In Xenium panel designs, the FASTA file contains the panel probe sequences in FASTA format, as represented on the probes and reverse-complement to the targeted transcript in FASTA format. The sequence ID consists of the transcript ID, gene name, and a unique identifying string, e.g. ENSG00000134440|NARS|1f419e5.

In Xenium panel designs, the 13 column BED detail file contains the sequences and genomic coordinates of the probes. For a description of each column in this file, please see BED format specs. For the entry name (column 4), we format it as {GENE SYMBOL} ({ENSEMBL ID}) | {CODEWORD} | {INDEX}. The codeword, as well as the probe set group the entry is in, are also tabulated in column 13. The underlying genomic references are GRCh38 for human and GRCm38 for mouse.

This file may be used to visualize the probe locations with genome browsers like IGV (Integrated Genomics Viewer) and the UCSC Genome Browser, or to intersect the probe locations with other genomic features of interest using tools like bedtools.

The BED file information is useful for determining whether probes span exon-exon junctions. For example, probe ENSG00000134440|NARS|1f419e5, has the following sequence:

>ENSG00000134440|NARS|1f419e5 TCCTTCTAACGCACCAATCTTCACACATTTTGGCTCTGGG

And its BED record shows the coordinates in the top row below:

chr18 57613656 57615656 NARS (ENSG00000134440) | 168 | 7 0 + 57613656 57615656 35,23,27 2 24,16 0,1984 Codeword: 168, Probeset: 1

Loading the BED file in IGV shows this probe spans two exons:

By zooming in, we see the probe sequence as represented in the FASTA file is the reverse-complement of the transcript sequence:

Sensitivity refers to the fraction of transcripts detected per cell, i.e. the ratio between the number of transcripts observed and the number of transcripts actually present in the cell. Since it is usually not possible to know the true number of transcripts present, it is typically difficult to quantify sensitivity in absolute terms.

Like other single cell technologies (e.g., Chromium Single Cell 3’ Gene Expression and Chromium Single Cell Gene Expression Flex), Xenium in situ data analysis does not detect every transcript of a given gene present in a cell. Cell-by-cell variation in the fraction of transcripts detected manifests as technical variation (noise) in the number of observed transcript counts per cell.

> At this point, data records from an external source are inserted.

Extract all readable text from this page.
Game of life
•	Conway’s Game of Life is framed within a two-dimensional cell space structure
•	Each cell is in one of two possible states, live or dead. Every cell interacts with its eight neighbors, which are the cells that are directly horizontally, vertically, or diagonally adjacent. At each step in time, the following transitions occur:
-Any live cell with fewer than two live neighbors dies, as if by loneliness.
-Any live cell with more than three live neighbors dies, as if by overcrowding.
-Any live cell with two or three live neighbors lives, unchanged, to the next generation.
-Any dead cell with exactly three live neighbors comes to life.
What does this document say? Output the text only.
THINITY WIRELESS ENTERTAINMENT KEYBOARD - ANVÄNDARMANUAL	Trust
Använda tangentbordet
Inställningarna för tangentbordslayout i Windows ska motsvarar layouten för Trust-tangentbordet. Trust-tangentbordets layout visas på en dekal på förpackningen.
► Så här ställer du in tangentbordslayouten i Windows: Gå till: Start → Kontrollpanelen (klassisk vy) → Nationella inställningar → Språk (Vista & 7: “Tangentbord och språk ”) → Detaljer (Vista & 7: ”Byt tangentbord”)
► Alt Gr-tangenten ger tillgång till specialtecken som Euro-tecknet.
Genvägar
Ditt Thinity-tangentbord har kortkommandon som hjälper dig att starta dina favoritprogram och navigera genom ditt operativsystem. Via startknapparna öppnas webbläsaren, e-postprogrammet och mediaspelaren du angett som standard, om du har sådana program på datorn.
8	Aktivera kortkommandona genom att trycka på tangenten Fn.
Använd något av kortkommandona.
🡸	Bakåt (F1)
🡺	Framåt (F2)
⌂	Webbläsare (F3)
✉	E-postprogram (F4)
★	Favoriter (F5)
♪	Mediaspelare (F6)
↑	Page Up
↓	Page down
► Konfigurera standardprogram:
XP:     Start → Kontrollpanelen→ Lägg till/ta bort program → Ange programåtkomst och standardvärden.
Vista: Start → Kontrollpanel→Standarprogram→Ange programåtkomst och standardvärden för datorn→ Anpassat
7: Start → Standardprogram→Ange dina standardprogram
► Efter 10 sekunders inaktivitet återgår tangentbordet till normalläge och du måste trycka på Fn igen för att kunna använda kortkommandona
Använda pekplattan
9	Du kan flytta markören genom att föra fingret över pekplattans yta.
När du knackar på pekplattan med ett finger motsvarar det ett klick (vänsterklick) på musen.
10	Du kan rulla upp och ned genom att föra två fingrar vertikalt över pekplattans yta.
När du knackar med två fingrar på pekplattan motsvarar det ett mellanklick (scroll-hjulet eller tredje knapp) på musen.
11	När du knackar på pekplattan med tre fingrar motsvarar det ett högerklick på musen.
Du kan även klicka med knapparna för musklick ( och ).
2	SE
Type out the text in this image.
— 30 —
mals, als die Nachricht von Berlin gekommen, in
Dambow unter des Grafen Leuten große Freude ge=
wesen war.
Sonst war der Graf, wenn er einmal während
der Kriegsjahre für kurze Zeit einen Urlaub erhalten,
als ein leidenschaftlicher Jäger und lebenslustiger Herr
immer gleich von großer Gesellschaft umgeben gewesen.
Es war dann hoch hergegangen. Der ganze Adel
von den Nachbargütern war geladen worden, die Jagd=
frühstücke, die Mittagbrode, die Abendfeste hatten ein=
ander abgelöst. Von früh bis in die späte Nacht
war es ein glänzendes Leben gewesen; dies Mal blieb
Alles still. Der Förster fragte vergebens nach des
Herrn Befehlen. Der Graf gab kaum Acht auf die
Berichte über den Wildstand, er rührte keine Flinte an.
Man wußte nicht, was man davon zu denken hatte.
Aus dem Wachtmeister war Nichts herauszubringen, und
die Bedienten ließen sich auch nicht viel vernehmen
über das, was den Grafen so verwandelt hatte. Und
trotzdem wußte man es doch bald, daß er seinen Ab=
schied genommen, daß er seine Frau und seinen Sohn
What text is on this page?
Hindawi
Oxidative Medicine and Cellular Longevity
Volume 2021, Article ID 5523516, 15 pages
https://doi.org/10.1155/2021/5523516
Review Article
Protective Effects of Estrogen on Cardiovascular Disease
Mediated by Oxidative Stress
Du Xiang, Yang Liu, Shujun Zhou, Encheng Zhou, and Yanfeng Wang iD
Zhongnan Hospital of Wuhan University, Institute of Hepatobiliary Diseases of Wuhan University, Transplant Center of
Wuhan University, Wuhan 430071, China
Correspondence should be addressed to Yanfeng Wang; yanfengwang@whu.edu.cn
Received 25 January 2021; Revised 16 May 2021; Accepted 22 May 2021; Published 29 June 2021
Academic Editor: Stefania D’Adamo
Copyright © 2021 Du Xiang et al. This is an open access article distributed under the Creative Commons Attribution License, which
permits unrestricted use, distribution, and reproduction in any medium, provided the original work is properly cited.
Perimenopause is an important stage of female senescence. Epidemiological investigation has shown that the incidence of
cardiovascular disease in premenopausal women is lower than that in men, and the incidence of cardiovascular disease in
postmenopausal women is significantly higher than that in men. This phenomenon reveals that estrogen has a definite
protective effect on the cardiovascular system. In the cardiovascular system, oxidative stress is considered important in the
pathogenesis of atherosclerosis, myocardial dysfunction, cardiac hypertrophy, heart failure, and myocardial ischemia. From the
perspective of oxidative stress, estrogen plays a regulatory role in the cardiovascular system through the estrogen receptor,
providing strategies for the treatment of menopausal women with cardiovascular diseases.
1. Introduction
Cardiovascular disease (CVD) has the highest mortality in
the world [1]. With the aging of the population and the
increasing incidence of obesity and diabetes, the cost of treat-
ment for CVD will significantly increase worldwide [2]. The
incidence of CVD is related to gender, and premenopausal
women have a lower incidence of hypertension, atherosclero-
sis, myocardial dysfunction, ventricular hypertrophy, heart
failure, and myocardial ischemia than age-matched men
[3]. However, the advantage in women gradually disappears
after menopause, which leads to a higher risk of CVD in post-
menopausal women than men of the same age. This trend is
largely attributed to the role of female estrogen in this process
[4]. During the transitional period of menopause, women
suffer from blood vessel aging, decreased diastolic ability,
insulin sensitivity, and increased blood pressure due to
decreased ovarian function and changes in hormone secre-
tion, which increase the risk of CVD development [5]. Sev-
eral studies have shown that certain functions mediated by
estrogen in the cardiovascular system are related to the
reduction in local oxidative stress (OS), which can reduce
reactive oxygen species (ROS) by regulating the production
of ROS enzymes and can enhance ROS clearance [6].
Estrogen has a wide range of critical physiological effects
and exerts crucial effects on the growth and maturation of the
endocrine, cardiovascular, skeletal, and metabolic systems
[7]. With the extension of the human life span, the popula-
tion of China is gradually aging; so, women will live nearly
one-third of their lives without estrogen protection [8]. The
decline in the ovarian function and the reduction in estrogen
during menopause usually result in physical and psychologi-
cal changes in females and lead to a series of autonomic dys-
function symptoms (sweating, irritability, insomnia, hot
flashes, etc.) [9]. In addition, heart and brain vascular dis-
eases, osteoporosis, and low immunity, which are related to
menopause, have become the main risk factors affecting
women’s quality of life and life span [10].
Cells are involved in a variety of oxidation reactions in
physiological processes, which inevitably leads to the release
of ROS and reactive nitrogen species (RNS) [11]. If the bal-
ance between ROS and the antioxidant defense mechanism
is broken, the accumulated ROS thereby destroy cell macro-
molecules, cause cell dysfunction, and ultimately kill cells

For a given cell type, utilization describes the fraction of a cell's transcriptome that a Xenium Gene Expression panel is targeting. It is measured in units of "TP10K" (transcripts per 10,000).

Higher utilization values can indicate higher predictions of transcript density for cells belonging to a given cell type.

To calculate utilization per gene (measured in units of TP10K) from single cell data, we first calculate the mean expression of each gene in all cells labeled with a given cell type and then scale the resulting profile so it sums to 10,000. This is done by dividing all values of the profile by the total sum and multiplying by 10,000. To calculate utilization of the panel, we sum the TP10K values for all genes on the panel.

This method is similar to how bulk RNA-seq expression profiles are calculated, sometimes in units of "TPM" (transcripts per million). Here, we scale to 10,000 in order to obtain relative values that are closer to the absolute number of transcripts observed.